Campaign for North Rivett day 5 Posted on 14 Mar 02:00 , 0 comments
November and December 1941 saw dark clouds hovering over Asia. Japanese fleets prowled across the Pacific from Singapore
to the Bismarck Sea
but prowling was all they were doing. The South Monsoon's rainy season had lasted unusually late making any aggression in the Pacific unsustainable.
But then on January 10th 1942, the heavens broke as Japanese troops simultaneously and without warning attacked British and Dutch possessions from Singapore, Batavia and Rabaul catching the disoganised defenders completely by surprise. All three including the supposedly impregnable Gibraltar of the east, Singapore fell to the lightning strikes of the Japanese empire.
The Japanese even launched a submarine raid on 400,000 tonnes of British convoy shipping supporting Iranian oil through the Persian gulf to Russia. The British navy was so stretched by the Battle of the Atlantic that Churchill simply didn't have the fleet to spare to protect British far east possessions.
These outrageous and unprovoked attacks on plucky little Britain and the Netherlands finally roused the slothful US eagle to act and on the 3rd March Franklin Delano Roosevelt finally declared war on the empire of Japan. This was followed on the 17th with a declaration of war on Germany and Italy as well. At last the most powerful nation on earth had converted all these disparate wars into a true world war.
In Russia winter had brought major operations to a temporary halt apart from finally clearing out all stay behind Russian troops in the Pripet marshes but the war in the Mediterranean carried on relentlessly. Greece had become a stalemate
Greece front winter 1941/42
but in the Mediterranean both sides were gearing up for major operations.
Perhaps the most climactic campaign over that long winter occurred in the Atlantic where 280 German and Italian subs sunk another 2,000,000 tons of British shipping for only 20 subs lost. By March 1942 the British production was being severely affected by the constant drain on shipping as total convoy losses exceeded 11 million tons, more than 60% of their pre-war total and almost 50% of British production was dedicated to building and repairing the humble merchantmen.

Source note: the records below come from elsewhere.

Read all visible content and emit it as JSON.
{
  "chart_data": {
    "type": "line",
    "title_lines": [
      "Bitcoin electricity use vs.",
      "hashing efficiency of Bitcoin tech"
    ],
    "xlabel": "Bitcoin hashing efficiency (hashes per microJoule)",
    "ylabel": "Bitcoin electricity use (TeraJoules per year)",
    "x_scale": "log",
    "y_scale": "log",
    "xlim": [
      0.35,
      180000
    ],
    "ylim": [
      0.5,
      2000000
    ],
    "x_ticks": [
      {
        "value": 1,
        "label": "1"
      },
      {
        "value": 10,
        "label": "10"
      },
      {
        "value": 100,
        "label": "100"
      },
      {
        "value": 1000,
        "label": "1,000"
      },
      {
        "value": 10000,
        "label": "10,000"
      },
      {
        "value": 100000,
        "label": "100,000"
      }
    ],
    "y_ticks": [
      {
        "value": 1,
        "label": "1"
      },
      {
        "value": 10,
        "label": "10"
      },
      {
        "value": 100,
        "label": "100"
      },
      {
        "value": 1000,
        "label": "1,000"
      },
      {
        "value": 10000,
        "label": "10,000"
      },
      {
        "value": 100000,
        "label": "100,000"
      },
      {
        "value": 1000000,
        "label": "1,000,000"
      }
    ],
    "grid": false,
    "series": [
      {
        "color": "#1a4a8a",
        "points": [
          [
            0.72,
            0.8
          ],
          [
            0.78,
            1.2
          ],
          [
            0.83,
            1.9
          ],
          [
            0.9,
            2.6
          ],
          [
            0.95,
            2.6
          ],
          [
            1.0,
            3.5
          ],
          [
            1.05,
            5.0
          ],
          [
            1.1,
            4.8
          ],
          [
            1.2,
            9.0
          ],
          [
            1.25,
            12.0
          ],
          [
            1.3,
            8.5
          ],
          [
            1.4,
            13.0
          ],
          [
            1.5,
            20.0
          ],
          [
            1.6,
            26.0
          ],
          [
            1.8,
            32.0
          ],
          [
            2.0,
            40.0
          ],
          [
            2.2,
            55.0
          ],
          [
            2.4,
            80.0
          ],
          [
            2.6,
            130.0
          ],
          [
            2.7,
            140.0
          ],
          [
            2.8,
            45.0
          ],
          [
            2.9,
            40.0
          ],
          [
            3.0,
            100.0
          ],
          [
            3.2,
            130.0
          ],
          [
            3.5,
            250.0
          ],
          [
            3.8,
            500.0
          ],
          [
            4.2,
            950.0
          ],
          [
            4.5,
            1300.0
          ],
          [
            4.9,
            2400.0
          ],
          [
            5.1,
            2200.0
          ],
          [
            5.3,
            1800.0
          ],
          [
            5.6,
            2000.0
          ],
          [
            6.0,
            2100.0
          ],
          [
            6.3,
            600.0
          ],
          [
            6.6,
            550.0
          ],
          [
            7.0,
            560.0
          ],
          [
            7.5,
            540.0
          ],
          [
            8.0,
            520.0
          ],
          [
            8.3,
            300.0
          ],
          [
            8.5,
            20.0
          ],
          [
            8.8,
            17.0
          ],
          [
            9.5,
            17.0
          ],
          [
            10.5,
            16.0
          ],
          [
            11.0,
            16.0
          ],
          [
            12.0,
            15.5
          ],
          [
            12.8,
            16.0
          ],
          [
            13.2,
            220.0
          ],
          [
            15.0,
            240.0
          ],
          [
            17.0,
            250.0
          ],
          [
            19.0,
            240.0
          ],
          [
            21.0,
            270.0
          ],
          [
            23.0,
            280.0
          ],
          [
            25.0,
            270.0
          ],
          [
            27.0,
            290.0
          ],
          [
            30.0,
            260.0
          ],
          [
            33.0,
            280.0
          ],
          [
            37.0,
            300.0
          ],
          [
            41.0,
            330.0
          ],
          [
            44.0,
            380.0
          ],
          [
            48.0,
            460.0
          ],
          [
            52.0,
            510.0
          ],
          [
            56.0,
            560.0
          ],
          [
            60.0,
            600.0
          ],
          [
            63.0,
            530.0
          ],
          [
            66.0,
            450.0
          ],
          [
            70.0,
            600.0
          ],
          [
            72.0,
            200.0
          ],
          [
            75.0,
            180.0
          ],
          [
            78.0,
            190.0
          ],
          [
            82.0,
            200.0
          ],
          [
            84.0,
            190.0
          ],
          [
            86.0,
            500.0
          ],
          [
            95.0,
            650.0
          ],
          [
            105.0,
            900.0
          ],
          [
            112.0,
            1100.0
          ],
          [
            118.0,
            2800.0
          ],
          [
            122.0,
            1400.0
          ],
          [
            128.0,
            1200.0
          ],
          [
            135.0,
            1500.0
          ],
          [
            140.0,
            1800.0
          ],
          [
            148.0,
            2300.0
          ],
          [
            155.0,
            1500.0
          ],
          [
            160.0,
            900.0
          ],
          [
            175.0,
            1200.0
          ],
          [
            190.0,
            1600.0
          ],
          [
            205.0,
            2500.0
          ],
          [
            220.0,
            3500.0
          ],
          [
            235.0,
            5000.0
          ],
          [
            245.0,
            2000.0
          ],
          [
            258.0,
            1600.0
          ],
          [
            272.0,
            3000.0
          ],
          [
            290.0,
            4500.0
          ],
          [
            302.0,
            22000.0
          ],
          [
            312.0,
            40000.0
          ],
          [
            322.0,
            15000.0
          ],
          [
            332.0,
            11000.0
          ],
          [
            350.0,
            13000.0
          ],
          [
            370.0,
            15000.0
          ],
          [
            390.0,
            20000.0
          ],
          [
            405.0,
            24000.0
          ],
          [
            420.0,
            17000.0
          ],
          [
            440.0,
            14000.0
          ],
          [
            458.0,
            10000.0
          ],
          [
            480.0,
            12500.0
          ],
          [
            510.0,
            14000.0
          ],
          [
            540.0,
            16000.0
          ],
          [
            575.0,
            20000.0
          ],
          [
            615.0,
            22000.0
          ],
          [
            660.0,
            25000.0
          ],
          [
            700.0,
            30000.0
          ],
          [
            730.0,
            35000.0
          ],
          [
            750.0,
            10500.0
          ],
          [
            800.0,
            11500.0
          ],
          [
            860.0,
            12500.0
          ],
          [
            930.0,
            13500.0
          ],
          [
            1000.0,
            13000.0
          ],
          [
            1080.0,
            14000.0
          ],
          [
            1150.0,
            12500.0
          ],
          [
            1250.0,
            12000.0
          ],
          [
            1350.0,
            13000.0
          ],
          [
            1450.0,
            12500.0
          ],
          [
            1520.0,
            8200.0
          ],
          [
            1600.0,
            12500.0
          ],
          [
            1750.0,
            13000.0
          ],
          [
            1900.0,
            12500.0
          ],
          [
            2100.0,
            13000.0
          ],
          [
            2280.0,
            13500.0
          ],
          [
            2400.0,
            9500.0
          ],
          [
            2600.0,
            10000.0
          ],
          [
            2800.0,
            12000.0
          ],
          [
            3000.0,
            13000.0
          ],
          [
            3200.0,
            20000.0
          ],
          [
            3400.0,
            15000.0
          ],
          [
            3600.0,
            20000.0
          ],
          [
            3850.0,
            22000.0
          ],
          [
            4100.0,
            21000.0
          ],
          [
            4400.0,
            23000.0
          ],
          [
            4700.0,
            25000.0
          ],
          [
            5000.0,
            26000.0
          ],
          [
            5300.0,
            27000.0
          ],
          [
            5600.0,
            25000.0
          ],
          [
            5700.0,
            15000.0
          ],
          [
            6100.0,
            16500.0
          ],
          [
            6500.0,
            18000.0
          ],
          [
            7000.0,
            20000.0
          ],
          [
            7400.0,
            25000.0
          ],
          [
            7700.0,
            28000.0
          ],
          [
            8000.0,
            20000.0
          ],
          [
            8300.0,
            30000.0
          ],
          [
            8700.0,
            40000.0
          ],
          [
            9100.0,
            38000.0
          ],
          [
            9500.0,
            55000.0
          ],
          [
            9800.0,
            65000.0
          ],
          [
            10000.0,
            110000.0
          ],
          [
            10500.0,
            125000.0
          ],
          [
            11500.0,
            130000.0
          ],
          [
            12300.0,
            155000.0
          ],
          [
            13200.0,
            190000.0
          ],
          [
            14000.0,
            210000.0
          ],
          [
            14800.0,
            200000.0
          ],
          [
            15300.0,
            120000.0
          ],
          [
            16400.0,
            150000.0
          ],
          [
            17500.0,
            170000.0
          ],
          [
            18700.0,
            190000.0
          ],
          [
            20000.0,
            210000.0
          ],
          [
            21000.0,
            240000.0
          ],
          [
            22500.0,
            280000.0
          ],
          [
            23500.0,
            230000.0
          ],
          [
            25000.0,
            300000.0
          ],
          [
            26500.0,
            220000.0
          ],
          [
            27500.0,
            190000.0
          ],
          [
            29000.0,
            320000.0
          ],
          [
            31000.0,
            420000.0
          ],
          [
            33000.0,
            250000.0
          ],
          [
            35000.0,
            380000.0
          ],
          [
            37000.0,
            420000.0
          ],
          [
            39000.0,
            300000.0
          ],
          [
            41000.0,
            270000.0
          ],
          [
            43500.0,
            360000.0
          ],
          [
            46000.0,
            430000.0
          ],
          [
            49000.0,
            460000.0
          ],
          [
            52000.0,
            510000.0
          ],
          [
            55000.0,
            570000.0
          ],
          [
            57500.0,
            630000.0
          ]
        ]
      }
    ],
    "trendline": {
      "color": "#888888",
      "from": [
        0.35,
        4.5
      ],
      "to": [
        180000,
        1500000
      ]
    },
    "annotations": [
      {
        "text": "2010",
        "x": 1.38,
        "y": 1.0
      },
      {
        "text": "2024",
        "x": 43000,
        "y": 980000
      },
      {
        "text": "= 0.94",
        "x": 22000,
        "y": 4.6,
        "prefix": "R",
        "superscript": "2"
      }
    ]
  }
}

Th spring in Russia came unusually early and on the 12th March, the Wehrmacht commenced a major operation to cross the Dnieper just south of Kiev. It was widely successful completely unhinging the Russian's southern line.
The Russian Front March 1942
Stavka ordered an immediate withdrawal north of the breakout to try to stem the tide. They established a new line 150 km to the rear and for the moment held the line as the weather closed in during the late spring thaw and the front came to another temproary halt.
This led to the greatest carrier battle of the war so far on May 6 1942 with 6 US CVs taking on 5 Japanese carriers. Both sides launched ferocious air assaults but the fighters of both sides managed to ward off the enemy torpedo and dive bombers and although 200 US aircraft were destroyed for minimal Japanese losses it was the Kidō Butai who eventually decided that discretion was the better part of valour and retired to Truk.
As spring 1942 gradually turned into summer, the war was delicately poised with Germany regaining the offensive in Europe, Italy rampant in the Mediterranean and Japan having conquered its south-east Asian co-prosperity sphere in a matter of weeks. Would this lead to the Axis suffering from the victory disease? Only time will tell.